Kommentar
08:00 Uhr, 30.08.2024

Wie die ESMA ausländische Krypto-Börsen benachteiligen will

Die europäische Wertpapieraufsicht ESMA fordert eine harte Gangart gegenüber ausländischen Krypto-Börsen und Brokern. Warum sie damit vor allem den EU-Verbrauchern schaden könnte. BTC-ECHO

Protektionismus kommt in fast jedem Wirtschaftszweig, in fast jedem Staat, vor. Strafzölle auf ausländische Autos, Verbot bestimmter Social-Media-Plattformen oder besonders hohe Auflagen für Hersteller bestimmter Wirtschaftsgüter.
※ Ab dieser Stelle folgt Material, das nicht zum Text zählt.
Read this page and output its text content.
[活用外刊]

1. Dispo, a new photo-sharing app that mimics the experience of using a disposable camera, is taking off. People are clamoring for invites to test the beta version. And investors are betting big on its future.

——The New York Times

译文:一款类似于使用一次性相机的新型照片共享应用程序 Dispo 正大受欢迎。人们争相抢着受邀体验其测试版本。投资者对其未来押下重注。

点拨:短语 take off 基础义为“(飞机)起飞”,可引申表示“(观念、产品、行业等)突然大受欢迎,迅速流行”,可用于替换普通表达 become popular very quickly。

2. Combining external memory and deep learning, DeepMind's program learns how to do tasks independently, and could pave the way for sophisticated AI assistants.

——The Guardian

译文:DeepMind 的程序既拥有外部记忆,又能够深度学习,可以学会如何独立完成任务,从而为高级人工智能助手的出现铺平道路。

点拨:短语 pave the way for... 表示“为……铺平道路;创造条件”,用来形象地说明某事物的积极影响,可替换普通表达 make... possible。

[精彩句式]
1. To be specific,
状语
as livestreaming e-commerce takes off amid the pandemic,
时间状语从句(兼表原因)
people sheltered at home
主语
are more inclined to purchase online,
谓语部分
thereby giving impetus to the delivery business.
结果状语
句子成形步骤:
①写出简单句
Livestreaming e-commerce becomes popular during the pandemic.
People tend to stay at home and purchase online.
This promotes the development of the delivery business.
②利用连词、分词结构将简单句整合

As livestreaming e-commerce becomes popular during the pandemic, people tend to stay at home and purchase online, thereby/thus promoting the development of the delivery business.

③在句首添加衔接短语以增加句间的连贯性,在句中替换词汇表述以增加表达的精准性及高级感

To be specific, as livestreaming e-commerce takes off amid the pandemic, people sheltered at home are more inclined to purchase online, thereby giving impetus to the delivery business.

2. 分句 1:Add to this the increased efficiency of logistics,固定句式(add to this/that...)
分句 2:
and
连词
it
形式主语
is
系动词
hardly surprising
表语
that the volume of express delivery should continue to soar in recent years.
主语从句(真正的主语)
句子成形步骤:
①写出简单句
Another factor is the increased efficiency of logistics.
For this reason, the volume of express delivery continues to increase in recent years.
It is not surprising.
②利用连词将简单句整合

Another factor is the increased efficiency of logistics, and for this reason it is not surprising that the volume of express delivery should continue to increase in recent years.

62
Es gibt viele Möglichkeiten, die heimische Wirtschaft vor ausländischen Anbietern zu schützen und die nationale Souveränität zu wahren. Leider geschieht dies nicht immer nur zum Vorteil der Verbraucher. So soll es nun auch den Krypto-Sektor in der Europäischen Union treffen. Die europäische Wertpapieraufsicht ESMA (European Securities and Market Authority) fordert mit ihrem neuen Vorschlag eine härtere Gangart gegenüber ausländischen Krypto-Börsen und Brokern.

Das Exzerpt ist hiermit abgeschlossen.